The Plymouth Express certainly wasn’t a Christie book, but the
4.50 from Paddington was, so perhaps it was based on that. In the book - spoiler alert - a woman sees a murder when two trains are running parallel to each other in the window of an adjacent train. Was that the plot of
The Plymouth Express? Never watched the series, not because I feared it would compromise the author’s intentions, but it clashed with Quiz League in the pub.
EDIT: I have just remembered that
4.50 from Paddington was Miss Marple, so did they transform detectives? Oops.

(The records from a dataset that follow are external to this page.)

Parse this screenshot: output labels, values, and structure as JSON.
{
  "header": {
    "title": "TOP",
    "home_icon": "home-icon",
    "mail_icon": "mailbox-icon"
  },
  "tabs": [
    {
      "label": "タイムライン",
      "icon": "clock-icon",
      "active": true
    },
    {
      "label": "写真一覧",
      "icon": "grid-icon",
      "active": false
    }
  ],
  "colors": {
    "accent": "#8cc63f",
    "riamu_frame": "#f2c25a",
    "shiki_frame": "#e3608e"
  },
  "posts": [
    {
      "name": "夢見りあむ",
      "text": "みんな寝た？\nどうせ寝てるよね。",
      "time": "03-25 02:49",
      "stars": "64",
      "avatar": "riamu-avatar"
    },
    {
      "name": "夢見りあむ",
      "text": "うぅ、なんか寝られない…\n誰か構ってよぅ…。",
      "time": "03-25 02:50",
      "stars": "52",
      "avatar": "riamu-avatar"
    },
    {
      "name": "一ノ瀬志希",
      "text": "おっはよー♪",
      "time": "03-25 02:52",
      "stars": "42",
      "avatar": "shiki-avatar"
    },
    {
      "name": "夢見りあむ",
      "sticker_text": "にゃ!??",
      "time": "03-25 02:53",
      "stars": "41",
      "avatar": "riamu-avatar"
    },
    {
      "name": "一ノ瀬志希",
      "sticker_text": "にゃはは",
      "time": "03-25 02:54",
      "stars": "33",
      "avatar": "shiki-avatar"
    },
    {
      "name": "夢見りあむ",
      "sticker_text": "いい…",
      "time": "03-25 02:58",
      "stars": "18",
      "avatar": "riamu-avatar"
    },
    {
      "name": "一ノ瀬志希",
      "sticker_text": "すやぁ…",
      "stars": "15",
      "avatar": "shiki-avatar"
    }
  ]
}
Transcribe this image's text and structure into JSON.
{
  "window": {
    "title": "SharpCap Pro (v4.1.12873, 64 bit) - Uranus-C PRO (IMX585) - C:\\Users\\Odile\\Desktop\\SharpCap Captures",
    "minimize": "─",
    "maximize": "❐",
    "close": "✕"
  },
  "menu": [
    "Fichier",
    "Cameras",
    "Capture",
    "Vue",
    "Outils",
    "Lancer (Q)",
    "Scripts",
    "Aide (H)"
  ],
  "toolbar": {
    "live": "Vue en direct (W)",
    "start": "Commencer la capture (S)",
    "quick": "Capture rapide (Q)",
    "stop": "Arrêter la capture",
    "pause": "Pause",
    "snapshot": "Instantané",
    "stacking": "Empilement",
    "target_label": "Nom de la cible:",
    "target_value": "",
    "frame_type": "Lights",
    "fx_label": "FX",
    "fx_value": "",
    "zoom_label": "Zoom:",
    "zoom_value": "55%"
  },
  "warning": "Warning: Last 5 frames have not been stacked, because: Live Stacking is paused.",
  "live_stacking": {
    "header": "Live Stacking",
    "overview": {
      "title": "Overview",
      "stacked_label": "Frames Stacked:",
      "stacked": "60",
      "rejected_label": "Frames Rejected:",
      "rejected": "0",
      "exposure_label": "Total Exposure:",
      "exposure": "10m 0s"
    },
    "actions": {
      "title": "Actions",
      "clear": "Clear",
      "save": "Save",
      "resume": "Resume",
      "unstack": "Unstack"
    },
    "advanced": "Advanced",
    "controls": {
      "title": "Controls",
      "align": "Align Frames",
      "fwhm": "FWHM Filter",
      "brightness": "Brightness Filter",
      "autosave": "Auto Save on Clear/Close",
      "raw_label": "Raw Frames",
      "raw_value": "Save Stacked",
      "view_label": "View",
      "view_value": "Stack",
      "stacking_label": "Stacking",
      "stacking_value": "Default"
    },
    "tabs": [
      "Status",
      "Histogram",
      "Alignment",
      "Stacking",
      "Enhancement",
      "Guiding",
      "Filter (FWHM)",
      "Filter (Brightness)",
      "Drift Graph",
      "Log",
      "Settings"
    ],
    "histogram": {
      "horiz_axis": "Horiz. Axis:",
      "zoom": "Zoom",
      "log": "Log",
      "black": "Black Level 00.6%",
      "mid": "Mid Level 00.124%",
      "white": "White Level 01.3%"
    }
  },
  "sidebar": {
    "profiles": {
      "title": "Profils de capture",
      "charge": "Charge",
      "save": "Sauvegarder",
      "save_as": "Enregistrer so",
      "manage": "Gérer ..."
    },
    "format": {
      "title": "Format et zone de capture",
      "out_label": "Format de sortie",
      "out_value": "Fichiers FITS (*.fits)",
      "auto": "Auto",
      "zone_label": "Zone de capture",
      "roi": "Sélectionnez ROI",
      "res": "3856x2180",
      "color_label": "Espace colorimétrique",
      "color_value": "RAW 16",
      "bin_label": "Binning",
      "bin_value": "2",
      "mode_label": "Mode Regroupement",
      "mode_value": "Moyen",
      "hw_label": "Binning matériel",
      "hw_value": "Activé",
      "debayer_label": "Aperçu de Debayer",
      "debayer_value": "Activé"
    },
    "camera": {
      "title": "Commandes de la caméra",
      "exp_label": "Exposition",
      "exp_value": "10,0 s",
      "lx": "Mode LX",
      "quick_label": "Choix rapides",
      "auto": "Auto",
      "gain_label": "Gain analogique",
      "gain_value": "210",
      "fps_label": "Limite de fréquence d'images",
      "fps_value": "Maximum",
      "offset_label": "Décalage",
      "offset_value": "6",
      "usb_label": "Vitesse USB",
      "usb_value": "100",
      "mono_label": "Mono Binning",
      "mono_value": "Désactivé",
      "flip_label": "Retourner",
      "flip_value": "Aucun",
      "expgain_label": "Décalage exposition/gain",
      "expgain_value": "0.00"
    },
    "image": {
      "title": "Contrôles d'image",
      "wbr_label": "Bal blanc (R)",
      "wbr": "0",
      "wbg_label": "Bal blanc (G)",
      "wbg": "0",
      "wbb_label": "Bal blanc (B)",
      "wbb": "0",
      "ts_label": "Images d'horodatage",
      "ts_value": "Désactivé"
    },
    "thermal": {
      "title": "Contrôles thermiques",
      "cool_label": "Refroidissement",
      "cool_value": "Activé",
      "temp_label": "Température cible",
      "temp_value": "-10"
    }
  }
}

Miss Marple solved the crime, in one way, by consulting her nephew - I think - who knew a lot about trains. Today she’d be asking in the ‘Allocations, Diagrams and Timetables’ thread, querying if RTT were
totally reliable.
”Well, Elspeth, I was just expecting a simple yes or no answer, but the thread ran on for seven or eight pages before it was closed by a Moderator -
@Cowley I think he was called - because people kept making disparaging remarks about a Mr Shapps - whom I think may be related to Edith. A very erudite man called
@Xenophon PCDGS referred to all the closed stations on the line the train might have passed through, while - do you remember your Uncle Algernon went to Zurich in the Great War - a contributor
@Bletchleyite considered the crime might be easier to solve if our trains ran with tact, like the Swiss do, but I may be misremembering. Meanwhile
@Bald Rick suggested that these days there wouldn’t be a case for the two lines to be open, and
@yorkie suggested you could have got three pounds four shillings and sixpence off your ticket price by splitting your ticket - I assumed you would have to cut it in half, but apparently not. Anyway, I think the vicar did it. More tea?”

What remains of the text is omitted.